Up bright and early. Well, early anyway. Note the gray world and drizzling rain.
Pack the truck with camping gear. Gulp. Leave the trailer behind at Deception Pass. Sigh.
Switch bike rack to truck. Get in line for the ferry ride to Lopez Island.

Cool, Wet, and Gray

The ferry ride entertains children and parents alike in spite of the weather.
First time on a big boat for the boys.

Ferry to Lopez

Hammin' it Up


A deer on the side of the road greets us as we get off the ferry.
Snag one of the last camping spots on the island (at Spencer's Spit) and breathe a sigh of relief.
Set up tent in the rain. Drive off to explore the island.
Buy lunch at the market, eat at a picnic table outside during a break in the weather,
and browse the local historical museum.

Camping on Lopez

Head back to camp.
Ride bikes down to Spencer's Spit and play on beach. Gather rocks and shells.
Make our way back to our tent to turn in early.
Eat Fruit Loops while watching a movie on Russ's laptop until the battery runs dead...

A Day at Deception Pass

Day 3

Russ takes Levi and Luke for a bike ride around the park while Leif and I sleep in...

Deception Pass

State Park

Bike riding and reading around camp (perfect area with trees and small hills for bike obstacle course and Leif really enjoyed his new-found skill!!):

Reading and Biking


Back to the beach with the whole family. Building a shelter and gathering rocks...

Stones and Shelter
Packing in 90 degree heat and arriving in 50 degree wet weather means running out of jeans and sweatshirts very early in the week. Time for the laundromat (and quite a novelty for the boys). Have some pizza while we're in town...

Hanging Out at Anacortes

Might as well turn in early since it is raining, and we have an early start tomorrow...

Tuesday, July 21, 2009

Mount St. Helens to Deception Pass

Am I only on day 2 of our vacation? Good grief.
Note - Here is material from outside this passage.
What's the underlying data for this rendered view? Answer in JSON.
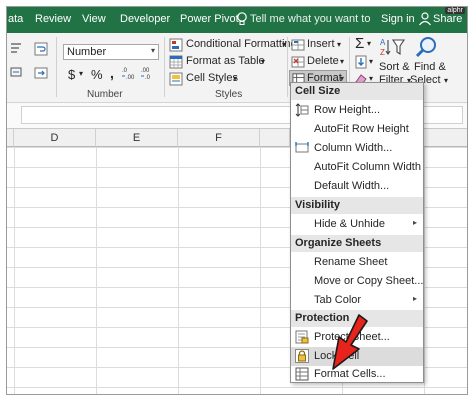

We spent our first night at the state park near Mount St. Helens. It would have been even more inviting had there not been a militia of monster mosquitoes! I think I lost a pint of blood, and we headed into the trailer early.

The next morning dawned cool and misty. The boys rode their bikes around our camp site (Leif figured out how to ride his little bike with training wheels... I'm so glad Russ brought it along!!). Levi spent some time reading in the great outdoors.

Book Worm in the Woods

We headed up the road. Beautiful day for viewing Mount St. Helens, no?

The Mountain View



Mountain View (2)

Spent some time exploring the Forestry Center...

Forestry Center


Walked up to the look-out....

Forestry Center Look-Out


Lovely view of the clouds...

Mountain View (5)



Mountain View (3)



Mountain View (4)


We then packed up camp and headed north. The drive was dull and gray. The boys read and read and read. We finally made it to Anacortes!

The Drive



Anacortes Ferry


We parked the trailer at Deception Pass State Park and watched the sunset from the beach. Gorgeous, gorgeous, gorgeous. Even if it was cloudy and cool.